“I haven’t processed it yet. I was in the mountains with the dogs,” said Jose Manuel Fernandez, who had a share in one of the tickets. “My wife didn’t believe it, she began to scream. We’re not used to winning.”
In the months leading up to the draw, in which a larger number of smaller prizes are also distributed, many Spaniards club together to buy tickets or fractions of them, often favoring particular vendors or numbers.
“You never expect it,” said Javier Monino whose recently acquired kiosk in Madrid’s Atocha train station sold tickets worth more than 500 million euros in prizes.
“You always think you might sell it, then it happens,” hy het gesê, before spraying champagne outside his concession.
But not everyone was in high spirits. Some sellers walked off the job in protest at the 4% commission they get on Christmas tickets, in vergelyking met 6% on other draws, leaving them struggling to make ends meet, hulle sê.

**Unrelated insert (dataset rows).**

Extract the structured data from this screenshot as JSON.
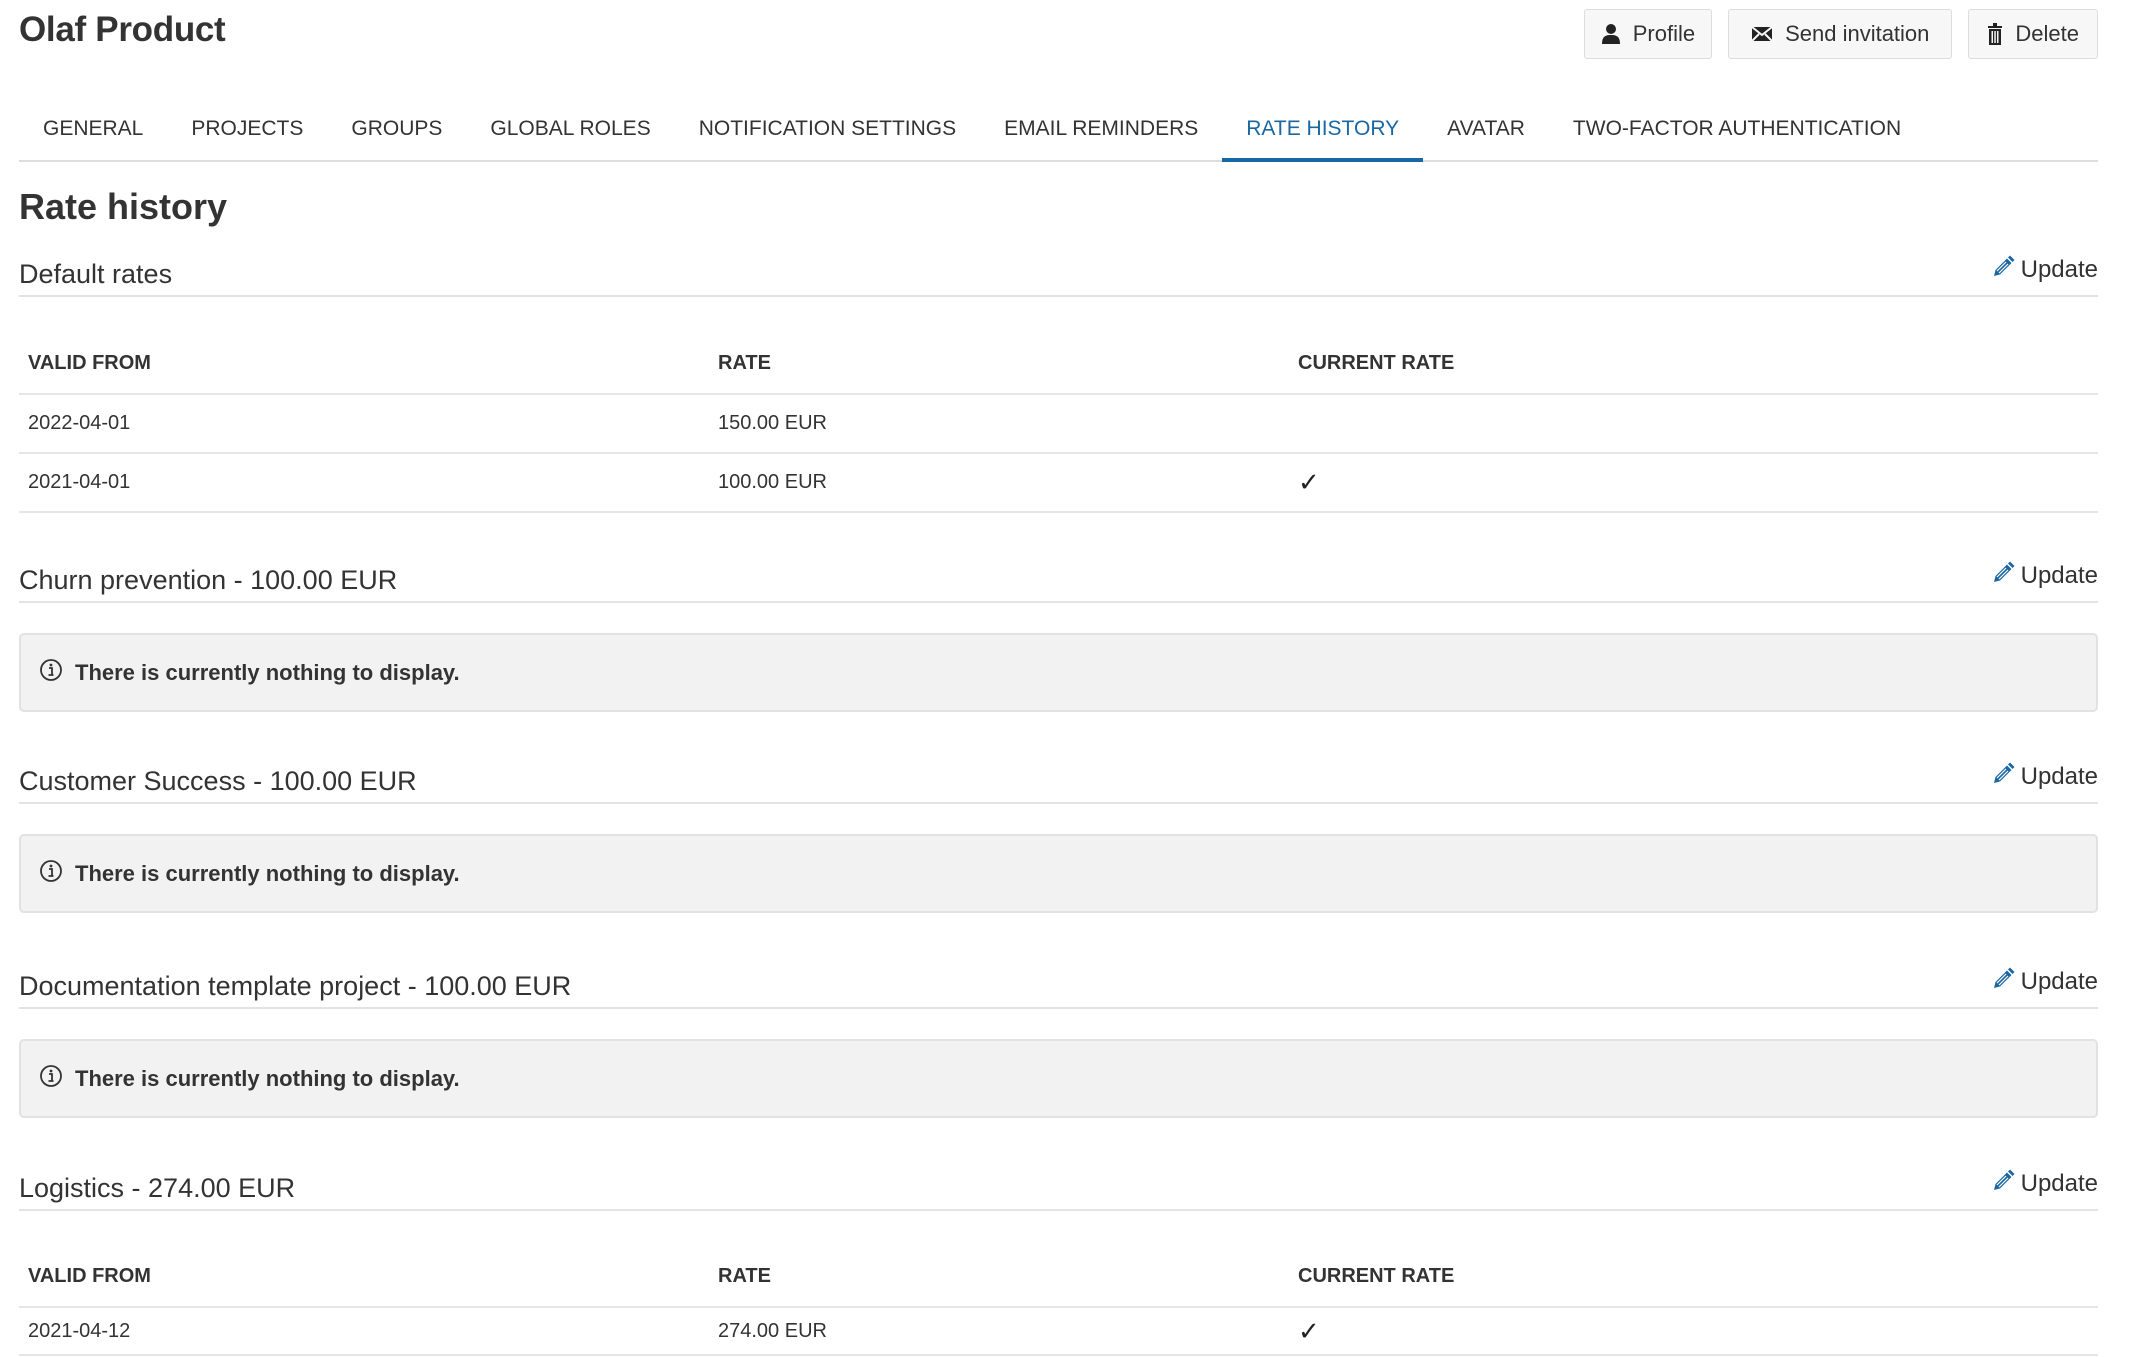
{
  "header": {
    "title": "Olaf Product",
    "buttons": [
      {
        "label": "Profile",
        "icon": "user-icon"
      },
      {
        "label": "Send invitation",
        "icon": "envelope-icon"
      },
      {
        "label": "Delete",
        "icon": "trash-icon"
      }
    ]
  },
  "tabs": [
    {
      "label": "GENERAL",
      "active": false
    },
    {
      "label": "PROJECTS",
      "active": false
    },
    {
      "label": "GROUPS",
      "active": false
    },
    {
      "label": "GLOBAL ROLES",
      "active": false
    },
    {
      "label": "NOTIFICATION SETTINGS",
      "active": false
    },
    {
      "label": "EMAIL REMINDERS",
      "active": false
    },
    {
      "label": "RATE HISTORY",
      "active": true
    },
    {
      "label": "AVATAR",
      "active": false
    },
    {
      "label": "TWO-FACTOR AUTHENTICATION",
      "active": false
    }
  ],
  "accent_color": "#1a67a3",
  "page_heading": "Rate history",
  "update_label": "Update",
  "empty_notice": "There is currently nothing to display.",
  "table_headers": [
    "VALID FROM",
    "RATE",
    "CURRENT RATE"
  ],
  "sections": [
    {
      "title": "Default rates",
      "rows": [
        {
          "valid_from": "2022-04-01",
          "rate": "150.00 EUR",
          "current": false
        },
        {
          "valid_from": "2021-04-01",
          "rate": "100.00 EUR",
          "current": true
        }
      ]
    },
    {
      "title": "Churn prevention - 100.00 EUR",
      "rows": []
    },
    {
      "title": "Customer Success - 100.00 EUR",
      "rows": []
    },
    {
      "title": "Documentation template project - 100.00 EUR",
      "rows": []
    },
    {
      "title": "Logistics - 274.00 EUR",
      "rows": [
        {
          "valid_from": "2021-04-12",
          "rate": "274.00 EUR",
          "current": true
        }
      ]
    }
  ],
  "current_mark": "✓"
}
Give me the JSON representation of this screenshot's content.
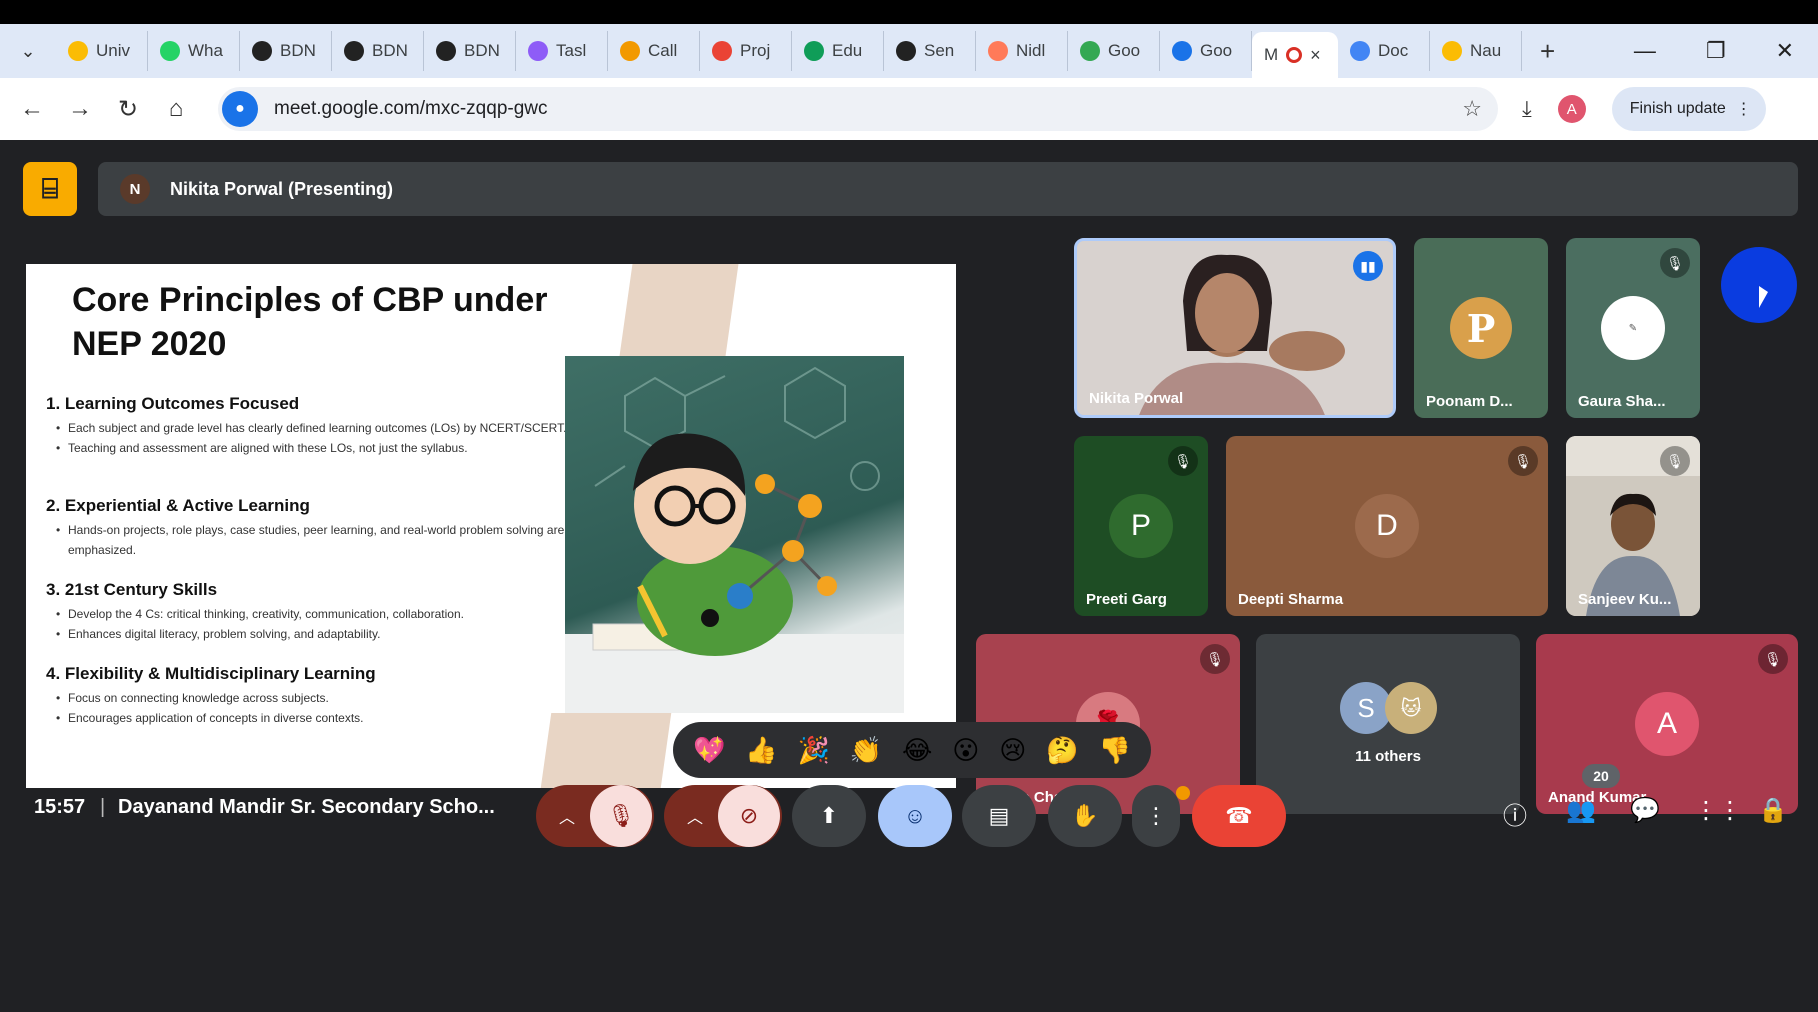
{
  "browser": {
    "tabs": [
      {
        "label": "Univ",
        "icon": "drive-icon",
        "color": "#fbbc04"
      },
      {
        "label": "Wha",
        "icon": "whatsapp-icon",
        "color": "#25d366"
      },
      {
        "label": "BDN",
        "icon": "globe-icon",
        "color": "#222222"
      },
      {
        "label": "BDN",
        "icon": "globe-icon",
        "color": "#222222"
      },
      {
        "label": "BDN",
        "icon": "globe-icon",
        "color": "#222222"
      },
      {
        "label": "Tasl",
        "icon": "app-icon",
        "color": "#8e5cf7"
      },
      {
        "label": "Call",
        "icon": "call-icon",
        "color": "#f29900"
      },
      {
        "label": "Proj",
        "icon": "gmail-icon",
        "color": "#ea4335"
      },
      {
        "label": "Edu",
        "icon": "sheets-icon",
        "color": "#0f9d58"
      },
      {
        "label": "Sen",
        "icon": "openai-icon",
        "color": "#222222"
      },
      {
        "label": "Nidl",
        "icon": "hubspot-icon",
        "color": "#ff7a59"
      },
      {
        "label": "Goo",
        "icon": "classroom-icon",
        "color": "#34a853"
      },
      {
        "label": "Goo",
        "icon": "forms-icon",
        "color": "#1a73e8"
      }
    ],
    "active_tab": {
      "label": "M",
      "icon": "recording-icon",
      "close": "×"
    },
    "tabs_after": [
      {
        "label": "Doc",
        "icon": "docs-icon",
        "color": "#4285f4"
      },
      {
        "label": "Nau",
        "icon": "drive-icon",
        "color": "#fbbc04"
      }
    ],
    "new_tab": "+",
    "window_controls": {
      "minimize": "—",
      "restore": "❐",
      "close": "✕"
    },
    "url": "meet.google.com/mxc-zqqp-gwc",
    "profile_initial": "A",
    "finish_update": "Finish update"
  },
  "meet": {
    "presenter": {
      "initial": "N",
      "label": "Nikita Porwal (Presenting)"
    },
    "slide": {
      "title": "Core Principles of CBP under NEP 2020",
      "sections": [
        {
          "heading": "1. Learning Outcomes Focused",
          "items": [
            "Each subject and grade level has clearly defined learning outcomes (LOs) by NCERT/SCERT.",
            "Teaching and assessment are aligned with these LOs, not just the syllabus."
          ]
        },
        {
          "heading": "2. Experiential & Active Learning",
          "items": [
            "Hands-on projects, role plays, case studies, peer learning, and real-world problem solving are emphasized."
          ]
        },
        {
          "heading": "3. 21st Century Skills",
          "items": [
            "Develop the 4 Cs: critical thinking, creativity, communication, collaboration.",
            "Enhances digital literacy, problem solving, and adaptability."
          ]
        },
        {
          "heading": "4. Flexibility & Multidisciplinary Learning",
          "items": [
            "Focus on connecting knowledge across subjects.",
            "Encourages application of concepts in diverse contexts."
          ]
        }
      ]
    },
    "participants": {
      "nikita": {
        "name": "Nikita Porwal"
      },
      "poonam": {
        "name": "Poonam D...",
        "initial": "P"
      },
      "gaura": {
        "name": "Gaura Sha..."
      },
      "preeti": {
        "name": "Preeti Garg",
        "initial": "P"
      },
      "deepti": {
        "name": "Deepti Sharma",
        "initial": "D"
      },
      "sanjeev": {
        "name": "Sanjeev Ku..."
      },
      "sarita": {
        "name": "Sarita Chauhan"
      },
      "others": {
        "initial": "S",
        "label": "11 others"
      },
      "anand": {
        "name": "Anand Kumar",
        "initial": "A"
      }
    },
    "reactions": [
      "💖",
      "👍",
      "🎉",
      "👏",
      "😂",
      "😮",
      "😢",
      "🤔",
      "👎"
    ],
    "bottom": {
      "time": "15:57",
      "separator": "|",
      "meeting_title": "Dayanand Mandir Sr. Secondary Scho...",
      "people_count": "20"
    }
  }
}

“Dit was 17 years that we’ve received the same commission,” said Natalia de la Fuente, 31, the daughter of a lottery seller.
“Prices go up, taxes go up and the commissions remain the same […] This is impossible.”
She joined dozens of chanting protesters outside Madrid’s Teatro Real, where the draw takes place.
Binne, pairs of schoolchildren picked the winning numbers and sang them out to an enthusiastic crowd sporting extravagant costumes, ranging from Santa’s elves to the pope.